Quando nós dois terminamos, eu tinha apenas 16 anos e ele 18. Acabamos tudo porque Guilherme passou em uma universidade em outro país e foi estudar fora. 

一 Bem, quem sabe você ainda pode encontrá-lo? - Ele ainda tinha o sorriso de covinhas mais lindo que eu já vi.

一  É, quem sabe… - Disse um pouco perdida em seu sorriso. Pisquei os olhos tentando me concentrar. 

一  Larissa? - Meu corpo travou quando a voz de Alessandro soou atrás de mim. 

Os olhos de Guilherme se ergueram e ele olhou com cautela. Virei-me, vendo Alessandro encarando Guilherme. 

一 Sr.

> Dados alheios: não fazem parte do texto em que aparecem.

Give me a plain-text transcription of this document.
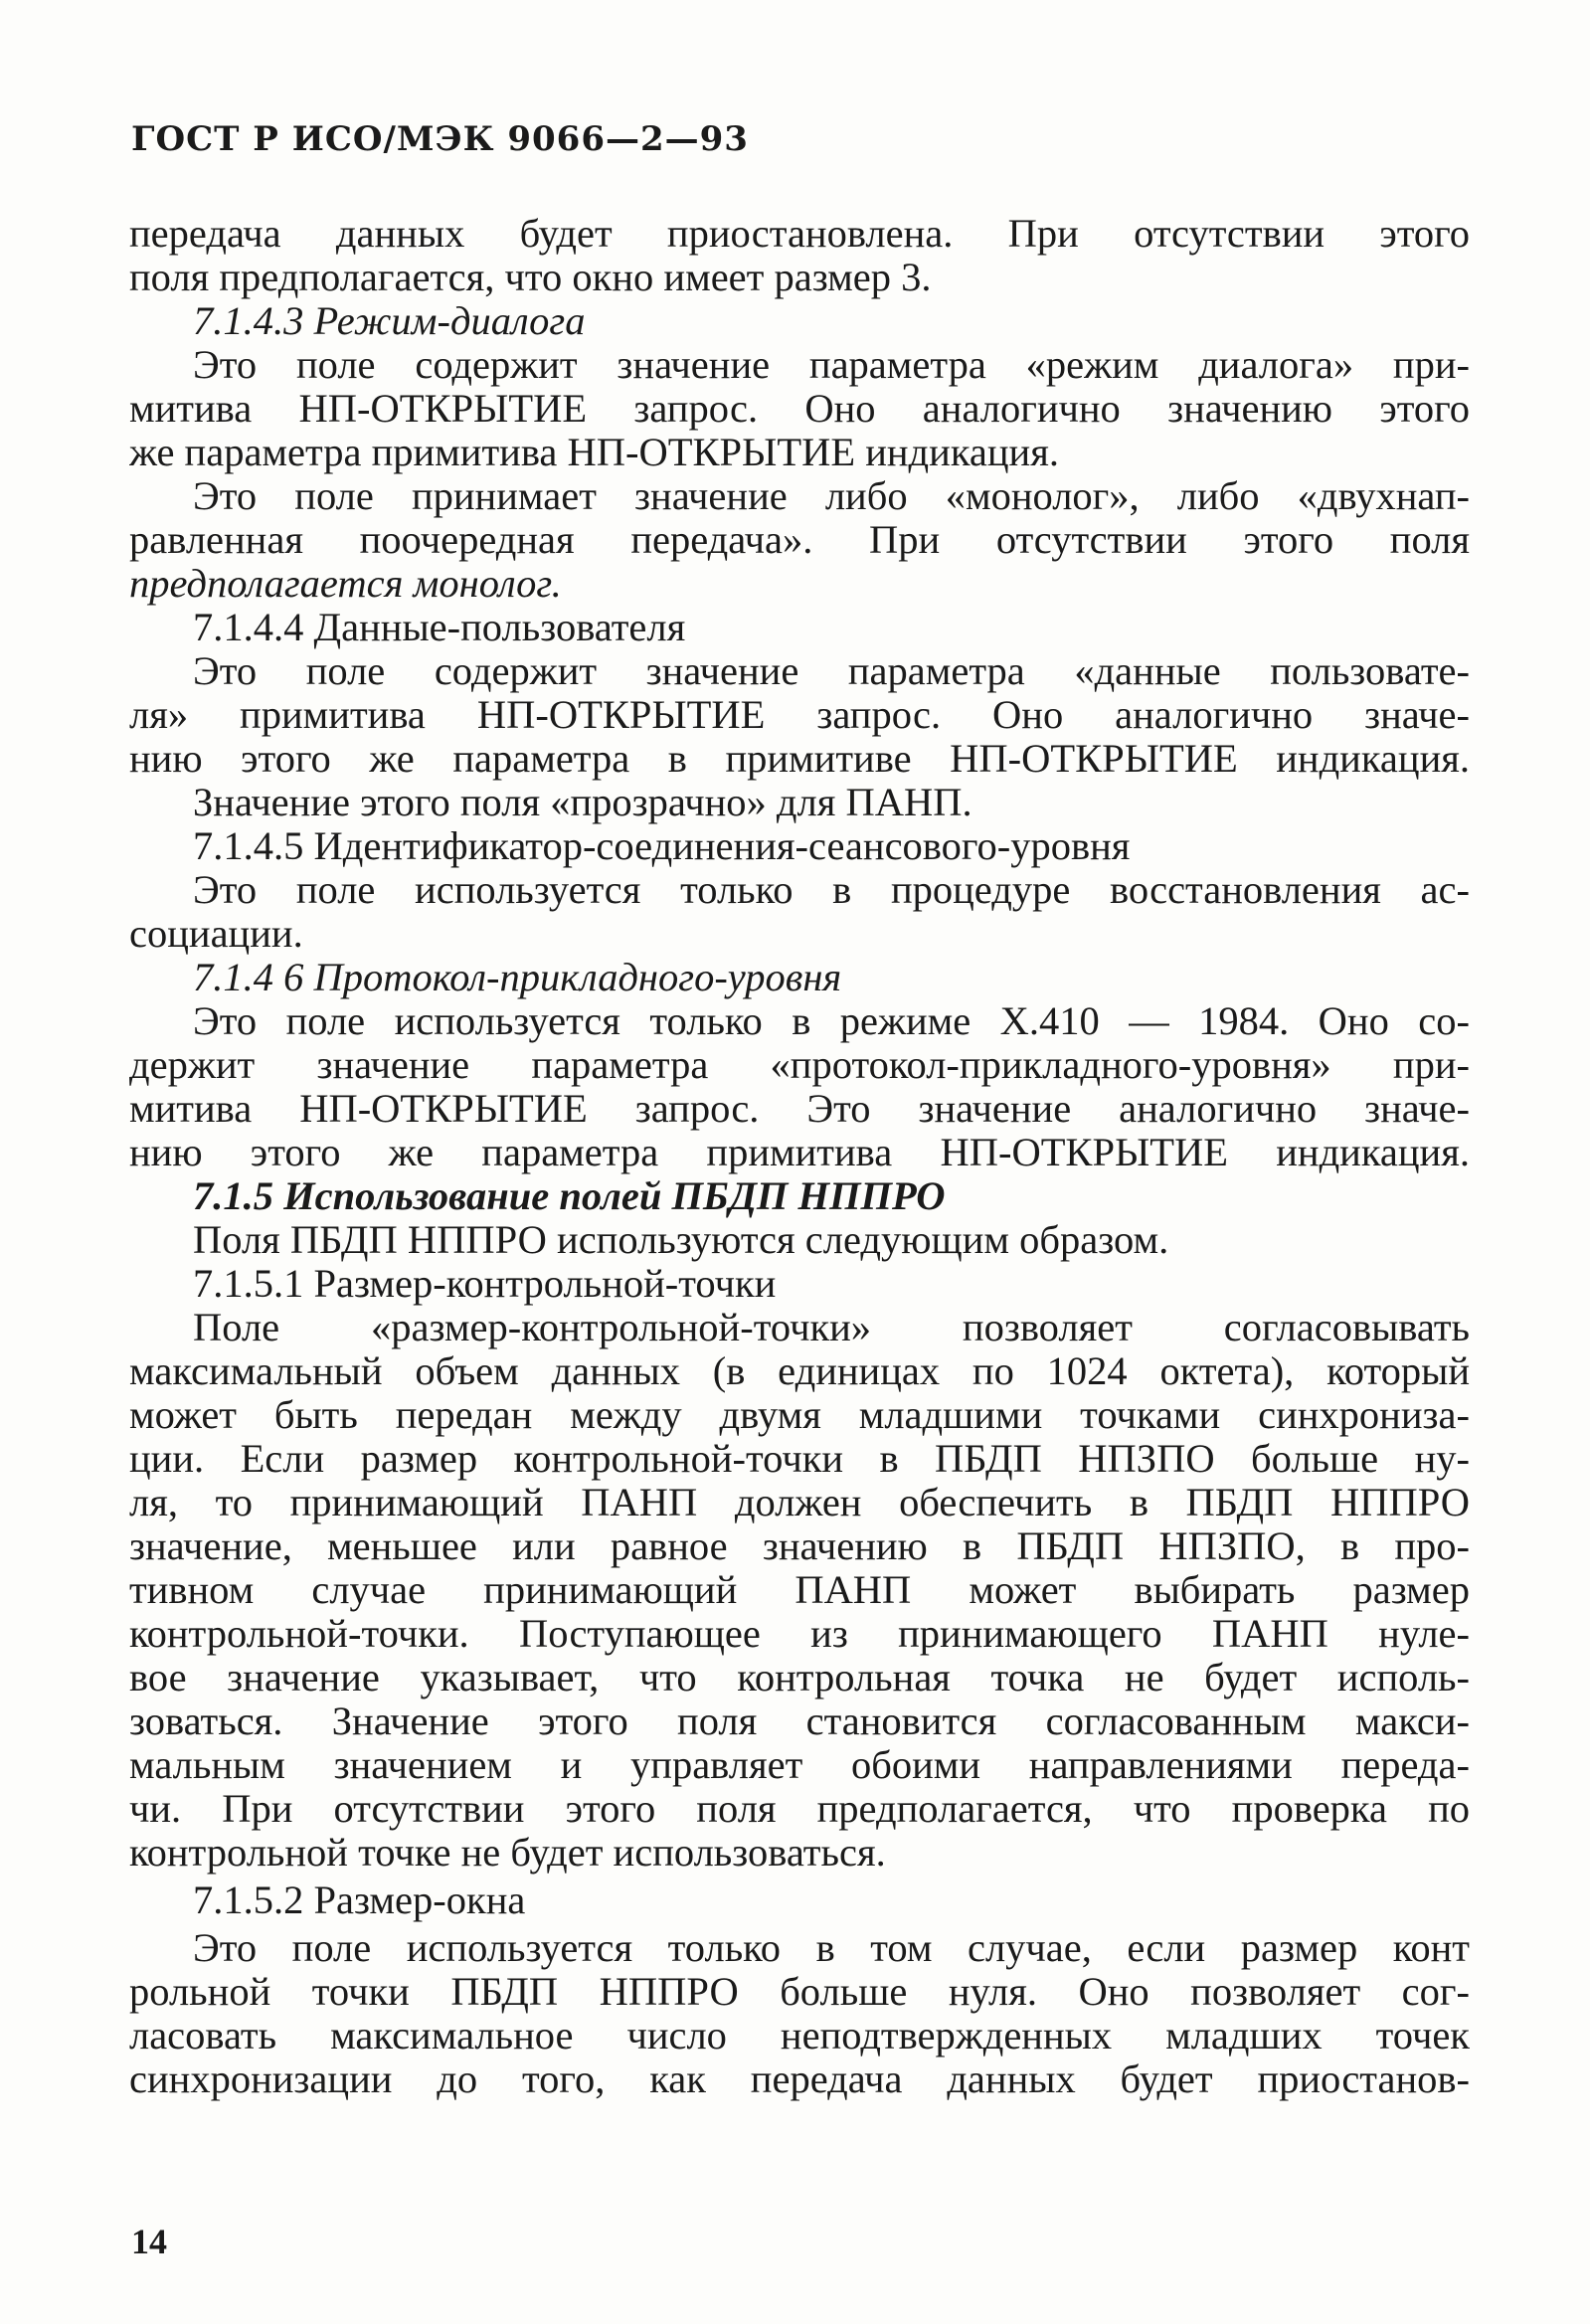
ГОСТ Р ИСО/МЭК 9066—2—93
передача данных будет приостановлена. При отсутствии этого
поля предполагается, что окно имеет размер 3.
7.1.4.3 Режим-диалога
Это поле содержит значение параметра «режим диалога» при-
митива НП-ОТКРЫТИЕ запрос. Оно аналогично значению этого
же параметра примитива НП-ОТКРЫТИЕ индикация.
Это поле принимает значение либо «монолог», либо «двухнап-
равленная поочередная передача». При отсутствии этого поля
предполагается монолог.
7.1.4.4 Данные-пользователя
Это поле содержит значение параметра «данные пользовате-
ля» примитива НП-ОТКРЫТИЕ запрос. Оно аналогично значе-
нию этого же параметра в примитиве НП-ОТКРЫТИЕ индикация.
Значение этого поля «прозрачно» для ПАНП.
7.1.4.5 Идентификатор-соединения-сеансового-уровня
Это поле используется только в процедуре восстановления ас-
социации.
7.1.4 6 Протокол-прикладного-уровня
Это поле используется только в режиме X.410 — 1984. Оно со-
держит значение параметра «протокол-прикладного-уровня» при-
митива НП-ОТКРЫТИЕ запрос. Это значение аналогично значе-
нию этого же параметра примитива НП-ОТКРЫТИЕ индикация.
7.1.5 Использование полей ПБДП НППРО
Поля ПБДП НППРО используются следующим образом.
7.1.5.1 Размер-контрольной-точки
Поле «размер-контрольной-точки» позволяет согласовывать
максимальный объем данных (в единицах по 1024 октета), который
может быть передан между двумя младшими точками синхрониза-
ции. Если размер контрольной-точки в ПБДП НПЗПО больше ну-
ля, то принимающий ПАНП должен обеспечить в ПБДП НППРО
значение, меньшее или равное значению в ПБДП НПЗПО, в про-
тивном случае принимающий ПАНП может выбирать размер
контрольной-точки. Поступающее из принимающего ПАНП нуле-
вое значение указывает, что контрольная точка не будет исполь-
зоваться. Значение этого поля становится согласованным макси-
мальным значением и управляет обоими направлениями переда-
чи. При отсутствии этого поля предполагается, что проверка по
контрольной точке не будет использоваться.
7.1.5.2 Размер-окна
Это поле используется только в том случае, если размер конт
рольной точки ПБДП НППРО больше нуля. Оно позволяет сог-
ласовать максимальное число неподтвержденных младших точек
синхронизации до того, как передача данных будет приостанов-
14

Moratti, o que faz aqui? - Meus olhos estavam arregalados. 

Alessandro voltou a me encarar, agora com uma sobrancelha erguida. Ele desviou o olhar para Guilherme uma última vez antes de os fixar nos meus. 

一  Eu te liguei, esperando falar com você sobre o novo projeto. - Disse com seu tom rude, fazendo os pelos dos meu braço se arrepiarem. 

一  Sinto muito, esqueci meu celular em casa carregando.

一  Vamos, precisamos resolver esse assunto. 

Virou as costas pronto para que eu o seguisse. Voltei-me para Guilherme com um sorriso de desculpas.

一  Desculpe, mas tenho que ir. A gente se vê?

一  Claro. Pode me dar o seu número, minha mãe vive perguntando sobre você. 

一  Larissa? - Alessandro me chamou totalmente impaciente. 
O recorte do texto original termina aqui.